Deputado propõe lei para combater desafios perigosos da internet em Mato Grosso do Sul

Um projeto de lei apresentado pelo deputado estadual Pedro Kemp (PT) propõe que escolas, hospitais, clínicas e postos de saúde de Mato Grosso do Sul sejam obrigados a comunicar à polícia, em até 24 horas, casos suspeitos ou confirmados de violência virtual contra crianças e adolescentes. A medida visa conter os riscos associados aos chamados “desafios da internet”, que podem causar danos físicos, psicológicos e até a morte.

A proposta estabelece que, ao identificarem sinais de envolvimento em desafios virtuais — como incitação à automutilação, assédio, extorsão, ou exposição de dados e imagens —, as instituições devem notificar as autoridades competentes, mantendo o sigilo sobre os dados da vítima. O projeto também obriga os responsáveis pelas unidades a orientar seus profissionais sobre como proceder diante desses casos.

O deputado Pedro Kemp (PT/MS) é o autor da proposta

Segundo o texto, a comunicação deve conter o nome completo da vítima, sempre que possível, e informações que ajudem a caracterizar a violência sofrida, seja ela praticada por meio de redes sociais, aplicativos de mensagem ou plataformas digitais. O projeto inclui situações que envolvam indução à violência, à prática de atos criminosos, ao suicídio ou à exposição pública de crianças e adolescentes.

Pedro Kemp mencionou, como exemplo da gravidade do tema, a recente morte de Sarah Raíssa Pereira de Castro, uma criança do Distrito Federal que morreu no dia 13 de abril após participar de um desafio viral que estimulava a inalação de desodorante em aerossol. O caso reacendeu o alerta sobre os perigos silenciosos que circulam em ambientes virtuais frequentados por menores de idade.

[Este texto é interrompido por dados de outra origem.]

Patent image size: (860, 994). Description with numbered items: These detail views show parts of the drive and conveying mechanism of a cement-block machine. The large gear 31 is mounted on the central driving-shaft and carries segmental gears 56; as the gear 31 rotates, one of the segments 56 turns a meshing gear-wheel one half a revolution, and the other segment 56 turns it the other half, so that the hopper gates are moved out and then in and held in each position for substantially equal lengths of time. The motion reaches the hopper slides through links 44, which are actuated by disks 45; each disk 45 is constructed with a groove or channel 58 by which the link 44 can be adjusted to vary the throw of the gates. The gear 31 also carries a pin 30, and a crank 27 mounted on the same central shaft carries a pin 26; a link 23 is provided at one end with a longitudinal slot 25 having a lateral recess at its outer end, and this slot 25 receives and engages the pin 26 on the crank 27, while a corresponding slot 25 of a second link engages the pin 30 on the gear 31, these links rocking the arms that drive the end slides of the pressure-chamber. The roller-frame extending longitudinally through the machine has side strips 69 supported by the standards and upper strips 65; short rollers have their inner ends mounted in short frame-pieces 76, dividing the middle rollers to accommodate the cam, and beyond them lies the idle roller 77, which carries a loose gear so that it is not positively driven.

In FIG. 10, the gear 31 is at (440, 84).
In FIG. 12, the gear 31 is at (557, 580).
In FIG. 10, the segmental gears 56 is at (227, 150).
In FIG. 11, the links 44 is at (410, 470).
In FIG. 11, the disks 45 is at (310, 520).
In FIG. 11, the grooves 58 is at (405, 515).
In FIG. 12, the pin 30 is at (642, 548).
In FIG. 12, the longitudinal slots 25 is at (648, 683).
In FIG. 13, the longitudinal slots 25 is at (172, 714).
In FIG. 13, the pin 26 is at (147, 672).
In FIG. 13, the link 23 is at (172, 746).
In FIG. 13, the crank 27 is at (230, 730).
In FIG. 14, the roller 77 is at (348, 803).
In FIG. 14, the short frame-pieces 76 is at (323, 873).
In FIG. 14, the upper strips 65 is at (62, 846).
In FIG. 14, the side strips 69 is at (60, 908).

“O ambiente digital, apesar de oferecer acesso ao conhecimento e à diversão, também é palco de crimes graves como pedofilia, extorsão e incitação à violência. Precisamos agir de forma preventiva e rápida”, defendeu o parlamentar.

O deputado ainda lembrou que o crime virtual contra crianças muitas vezes é articulado por organizações criminosas. Ele citou como exemplo a Operação Adolescência Segura, que desmantelou uma quadrilha que promovia desafios de ódio em plataformas como Discord e Telegram, tendo um de seus administradores preso em Campo Grande.

Para Kemp, a proposta pretende tornar a comunicação compulsória por parte das instituições que recebem vítimas ou testemunham sinais desses crimes, permitindo à segurança pública agir com maior rapidez.

“A intenção é reforçar a rede de proteção e ampliar a vigilância contra crimes virtuais, que têm crescido de maneira assustadora. O projeto visa garantir que qualquer sinal de violência online seja levado ao conhecimento das autoridades o quanto antes, protegendo nossas crianças e adolescentes”, concluiu.